Comment by whatshisface

1 day ago

Inference has traditionally been far less expensive than training. One public example is the fact that hobbyists can run StableDiffusion ($600k training costs[1]) on their personal computers.

Speaking to your point, inference being dramatically less costly than training would not be seen as a delta from the norm. The model of providing inference for anything near the operational costs (like a utility would), would the delta from the norm if it were true.

[1] https://x.com/emostaque/status/1563870674111832066

The difference between training and inference is 1) one have to keep intermediate results for backward pass in training and 2) computation for training double because of the backward pass.

Training is also done over batches, which increase memory requirements by several orders of magnitude. This is why training needs costly compute.
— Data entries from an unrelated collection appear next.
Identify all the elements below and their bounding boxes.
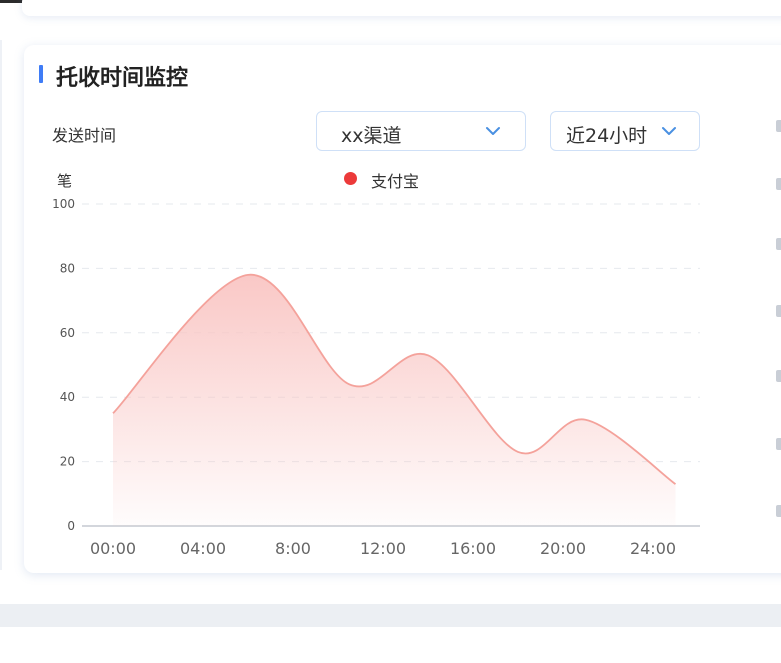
x-tick-label: 00:00	[90, 539, 136, 558]
y-tick-label: 40	[60, 390, 75, 404]
page-bottom-band	[0, 604, 781, 627]
channel-select-value: xx渠道	[341, 125, 402, 147]
y-tick-label: 20	[60, 455, 75, 469]
y-tick-label: 0	[67, 519, 75, 533]
card-title: 托收时间监控	[56, 66, 189, 91]
y-tick-label: 60	[60, 326, 75, 340]
y-axis-unit-label: 笔	[57, 172, 73, 190]
series-area	[113, 274, 676, 526]
channel-select[interactable]: xx渠道	[316, 111, 526, 151]
chevron-down-icon	[662, 127, 676, 135]
title-accent-bar	[39, 65, 43, 83]
previous-card	[22, 0, 781, 16]
legend-marker	[344, 172, 357, 185]
y-tick-label: 80	[60, 261, 75, 275]
x-tick-label: 24:00	[630, 539, 676, 558]
x-tick-label: 8:00	[275, 539, 311, 558]
y-tick-label: 100	[52, 197, 75, 211]
x-tick-label: 12:00	[360, 539, 406, 558]
x-tick-label: 20:00	[540, 539, 586, 558]
left-divider	[0, 40, 2, 570]
x-tick-label: 16:00	[450, 539, 496, 558]
send-time-label: 发送时间	[52, 126, 117, 145]
chevron-down-icon	[486, 127, 500, 135]
time-range-select-value: 近24小时	[566, 125, 648, 147]
series-line	[112, 273, 677, 485]
x-tick-label: 04:00	[180, 539, 226, 558]
clipped-right-panel	[776, 120, 781, 540]
legend-label: 支付宝	[371, 172, 420, 191]
time-range-select[interactable]: 近24小时	[550, 111, 700, 151]
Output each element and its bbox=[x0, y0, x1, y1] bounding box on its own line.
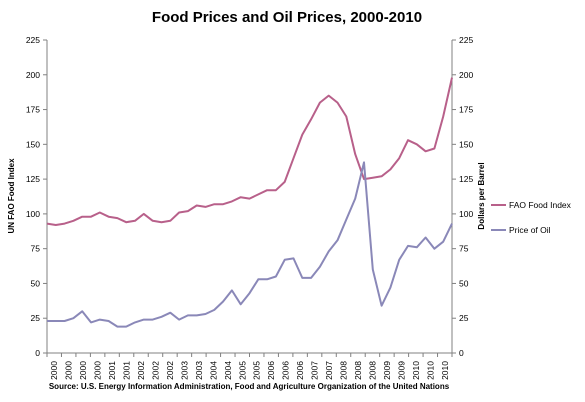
x-tick-label: 2008 bbox=[353, 361, 363, 380]
x-tick-label: 2008 bbox=[367, 361, 377, 380]
left-y-tick-label: 125 bbox=[26, 174, 40, 184]
left-y-tick-label: 175 bbox=[26, 105, 40, 115]
x-tick-label: 2000 bbox=[49, 361, 59, 380]
right-y-tick-label: 100 bbox=[459, 209, 473, 219]
left-y-tick-label: 25 bbox=[31, 313, 41, 323]
chart-title: Food Prices and Oil Prices, 2000-2010 bbox=[152, 9, 422, 26]
right-y-tick-label: 25 bbox=[459, 313, 469, 323]
x-tick-label: 2006 bbox=[281, 361, 291, 380]
x-tick-label: 2009 bbox=[382, 361, 392, 380]
right-y-tick-label: 150 bbox=[459, 139, 473, 149]
left-y-tick-label: 50 bbox=[31, 278, 41, 288]
legend-label: FAO Food Index bbox=[509, 200, 572, 210]
right-y-tick-labels: 0 25 50 75 100 125 150 175 200 225 bbox=[452, 35, 473, 358]
x-tick-label: 2008 bbox=[339, 361, 349, 380]
x-tick-label: 2009 bbox=[396, 361, 406, 380]
left-axis-label: UN FAO Food Index bbox=[7, 158, 16, 234]
x-tick-label: 2000 bbox=[93, 361, 103, 380]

One of the ways out of this unfortunate situation is to use something like Stochastic Average Gradient Descent [1]. Examples there are mostly concerned with regularized logistic regression, which makes problem more or less convex. Neural networks are inherently non-convex. Still, maybe some ideas from there can be utilized in the context of neural networks, like use of estimated Lipshitz constant to derive curvature and appropriate learning step.

  [1] https://www.cs.ubc.ca/~schmidtm/Courses/540-W19/L12.pdf

  • So one way to think about it is roughly,

    Training is inference + backwards pass (~2x inference cost) + activations (vram overhead) + optimizer (vram overhead) + gradients (vram overhead).

    • Multiply "inference + backwards pass (~2x inference cost) + activations (vram overhead)" by batch size (thousands) to get to the actual RAM and compute cost. Optimizer like ADAM adds only two or three model-sized overhead.

      And last, but not least, you need only one hidden layer kept in RAM for inference, but you need all of them (61 for Deepseek models) kept in RAM for computing gradient for one sample.

      3 replies →

  • It's all got much more complex than that in recent years. Training now involves large amounts of inference for RL rollouts and similar. You can't disentangle them computationally like that. "Inference" is just the word used to mean serving customer traffic now, and "training" means creating the model you serve.

  • That is an estimate of the relative cost of one training step, but you have to multiply it by the number of training steps, an unknown quantity.

I think in your StableDiffusion example, a lot more than $600k will have been spend on electricity alone for inference (on those personal computers you mention). So inference is more expensive then training.